Timebreaker bana dokunacakken leydim yoyosuyla onun elini bağladı.
-Eline koluna hâkim ol, Timebreaker!
Timebreaker, bileğine bağlı yoyoyu çekip leydimi yanına çekti ve yere düşürdü.
-Olmazsam ne olur?
Leydim tehlikedeydi. Timebreaker'ın tek dokunuşuyla yok olacaktı. Onu oradan çekip almak, kurtarmak için her şeyi yapardım. Ve kendimden beklemediğim bir şey yaptım. Timebreaker, leydime dokunacağı sırada...
Leydime sarıldım ve...
Timebreaker'ın eli sırtıma değdi.
Sırtımda müthiş bir acı hissettim. Vücudum tepeden tırnağa titredi. Kalp atışlarım hızlandı, soluk almam güçleşti. Leydim yürek parçalayan bir sesle feryat etti.
-Hayır! Kara Kedi!
Yüzünü saçlarıma gömdüğünü ve bana sarıldığını hissettim. Kıpırdayamıyordum, gözlerimi açamıyordum, soluk alamıyordum. Fakat kalbim deli gibi atıyordu. O sırada Timebreaker'ın sesini duydum.
-Ne acıklı! Aşk insana her türlü deliliği yaptırıyormuş değil mi Uğur Böceği? Senin için hayatını feda etti!

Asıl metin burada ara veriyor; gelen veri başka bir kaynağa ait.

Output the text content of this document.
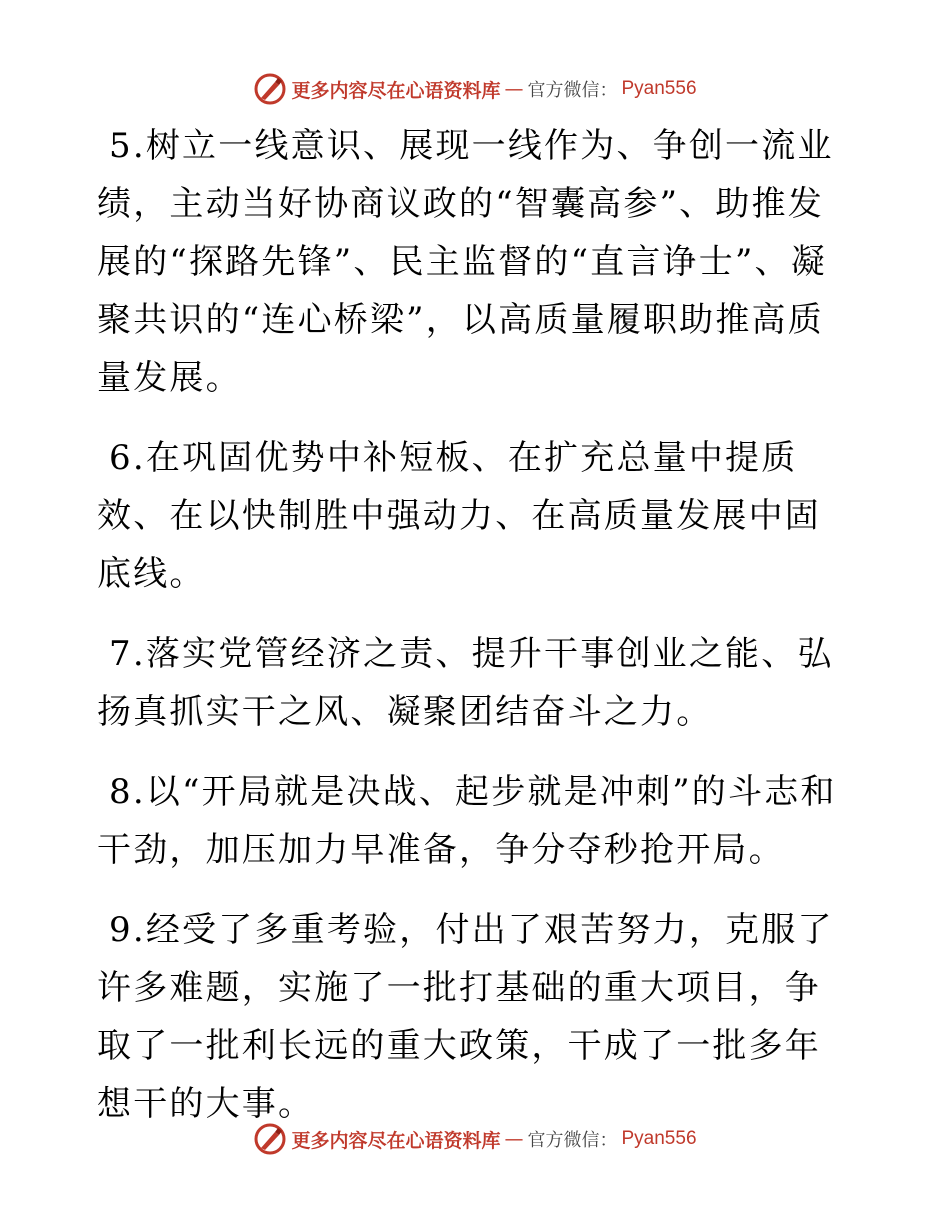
更多内容尽在心语资料库 — 官方微信： Pyan556

5.树立一线意识、展现一线作为、争创一流业绩，主动当好协商议政的“智囊高参”、助推发展的“探路先锋”、民主监督的“直言诤士”、凝聚共识的“连心桥梁”，以高质量履职助推高质量发展。

6.在巩固优势中补短板、在扩充总量中提质效、在以快制胜中强动力、在高质量发展中固底线。

7.落实党管经济之责、提升干事创业之能、弘扬真抓实干之风、凝聚团结奋斗之力。

8.以“开局就是决战、起步就是冲刺”的斗志和干劲，加压加力早准备，争分夺秒抢开局。

9.经受了多重考验，付出了艰苦努力，克服了许多难题，实施了一批打基础的重大项目，争取了一批利长远的重大政策，干成了一批多年想干的大事。

更多内容尽在心语资料库 — 官方微信： Pyan556
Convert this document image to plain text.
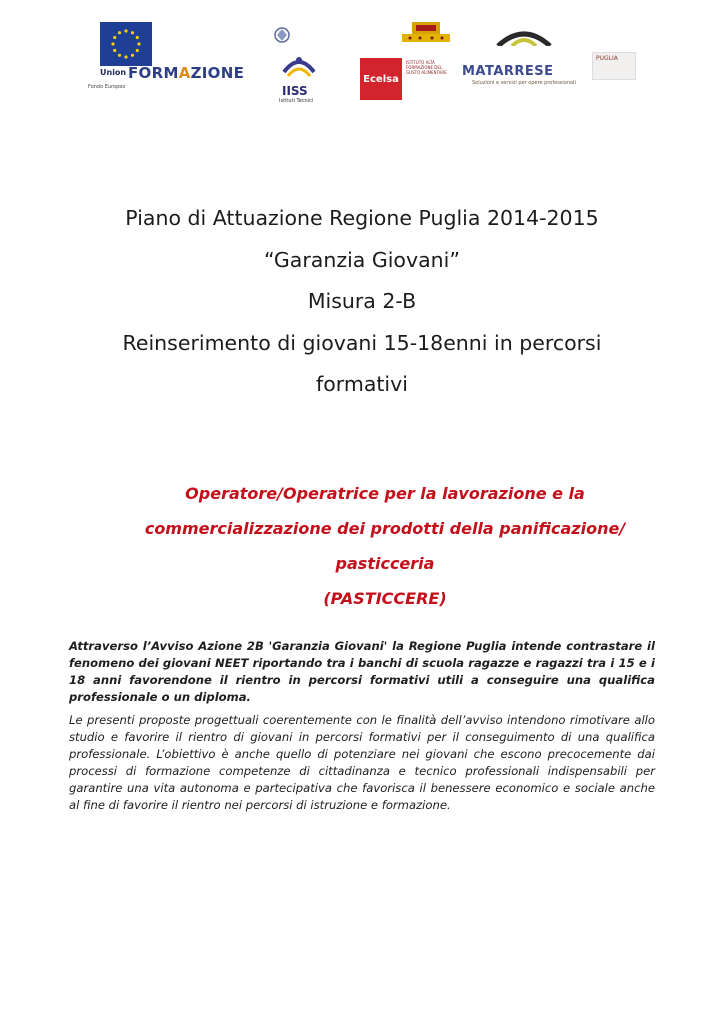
Union
Fondo Europeo
FORMAZIONE
IISS
Istituti Tecnici
Ecelsa
ISTITUTO ALTA FORMAZIONE DEL GUSTO ALIMENTARE	MATARRESE
Soluzioni e servizi per opere professionali
PUGLIA

Piano di Attuazione Regione Puglia 2014-2015

“Garanzia Giovani”

Misura 2-B

Reinserimento di giovani 15-18enni in percorsi

formativi

Operatore/Operatrice per la lavorazione e la

commercializzazione dei prodotti della panificazione/

pasticceria

(PASTICCERE)

Attraverso l’Avviso Azione 2B 'Garanzia Giovani' la Regione Puglia intende contrastare il fenomeno dei giovani NEET riportando tra i banchi di scuola ragazze e ragazzi tra i 15 e i 18 anni favorendone il rientro in percorsi formativi utili a conseguire una qualifica professionale o un diploma.

Le presenti proposte progettuali coerentemente con le finalità dell’avviso intendono rimotivare allo studio e favorire il rientro di giovani in percorsi formativi per il conseguimento di una qualifica professionale. L’obiettivo è anche quello di potenziare nei giovani che escono precocemente dai processi di formazione competenze di cittadinanza e tecnico professionali indispensabili per garantire una vita autonoma e partecipativa che favorisca il benessere economico e sociale anche al fine di favorire il rientro nei percorsi di istruzione e formazione.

Evet, öldüğümü hissediyordum.
-Bu... BUNUN BEDELİNİ ÖDEYECEKSİN!
Hafifliyordum sanki. Ama hareket edemiyordum. Duyduğum tek şey leydimin ağlamaları ve Timebreaker'ın şeytani kahkahalarıydı.
Sesler kısıldı, uzaklaştı, bir süre sonra da duyulmaz oldu.

Marinette
Chat'in kolları beni sıkıca sarmıştı, hareket edemiyordum. O yok olduktan sonra ayağa kalktım. Ama bambaşka biri olarak...
Kara Kedi ölmüştü.
-Vay canına, bir dokunuşta altı dakika! O dokuz candan geliyor olmalı! Artık geçmişe gidebilirim!
Yoyomu onun beline bağladım.
-İşlediğin vahşice cinayetten sonra benden kaçabileceğini mi sanıyorsun!?
Beni sürükledi. Çok hızlı gidiyorduk. Birden parlak bir portal açıldı ve içine girdik. Yere düştüm.
-Hah? Burası da neresi? Geçmişe geldik mi?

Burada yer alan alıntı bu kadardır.